Well, the woman who is ambitious to make married life a success will avoid the pitfalls which her lack of wider interests has provided for her sex in the past. She will talk, and talk well, cultivate her intelligence, her interests, her sympathies, so that even her "gossip" will strike the right human note and will display no pettiness of spirit. It is the mind that counts, after all. It is personality that holds a man's interest and love when the charms of youth and beauty fade with the years.

And how women also appreciate kindly conversation in the home! When a wife is tied with children and home affairs, temporarily cut off from outside interests, it means so much to her not to "lose touch." The best medicine in home life for man and wife alike is cheery and cheering talk. It costs nothing, it takes nothing from us. And it confers so much. Let those who have not formed the habit of talking over the events of the day, the news in the papers, what is being said and done in the world, try what "conversation in married life" will do for them.

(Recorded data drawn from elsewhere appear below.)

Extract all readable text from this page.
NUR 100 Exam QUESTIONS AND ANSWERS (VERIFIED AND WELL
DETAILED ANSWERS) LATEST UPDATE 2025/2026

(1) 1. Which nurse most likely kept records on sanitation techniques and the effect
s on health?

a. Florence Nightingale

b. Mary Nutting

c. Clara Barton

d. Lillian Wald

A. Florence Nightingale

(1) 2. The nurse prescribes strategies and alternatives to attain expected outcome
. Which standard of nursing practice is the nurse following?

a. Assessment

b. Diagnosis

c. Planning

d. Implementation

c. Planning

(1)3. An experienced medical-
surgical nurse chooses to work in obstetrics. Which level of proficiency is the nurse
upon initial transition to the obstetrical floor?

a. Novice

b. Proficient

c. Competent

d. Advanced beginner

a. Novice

Instead of dreary, silent meal-times, they might have an intellectual treat. In place of long, dull evenings, they might discuss the hobby they are both devoted to. Even if their interests differ, the conversation can ebb and flow from one topic to another. The important thing is to talk, not to allow themselves to be engulfed by silence or indifference, but to keep enthusiastic, interested, young. So many people get hold of the idea that it is not worth while to bother. Everything is worth while, most of all in the home. It is the little things in life that count - the little courtesies of speech, the unselfishness which makes one thoughtful for other people.

The Tactful Wife

Tact is the one quality that makes for married happiness. And tact is but another name for unselfishness. The successful conversationalist, man or woman, must have tact - the tact that avoids controversial subjects calculated to introduce discord; the tact that draws out the ideas and stimulates the interest of the person talked with, whether husband or stranger.

There is tact in listening with an agreeable expression to a story one has heard twice already. It signifies, better still, real unselfishness, and that is essential to agreeable conversation in married life. The wife with tact very soon learns when to talk, and when to maintain the understanding silence that is more eloquent than speech. We hear a good deal about the over-tired breadwinner who must scarcely be addressed before he has consumed his dinner. But women are just as liable to be over-strained and tired out as men. It is a bad thing for men to be encouraged in the idea that they need never exert themselves to be agreeable to their own wives. Conversation in married life is an art which both husband and wife should cultivate. It is like mercy - twice blessed and mutually helpful. It is good to excel in talk - happy, cheering, helpful talk. It is good also to listen, to stimulate, encourage, appreciate conversation that is unselfish in its motive. Try the prescription in married life when you are feeling bored.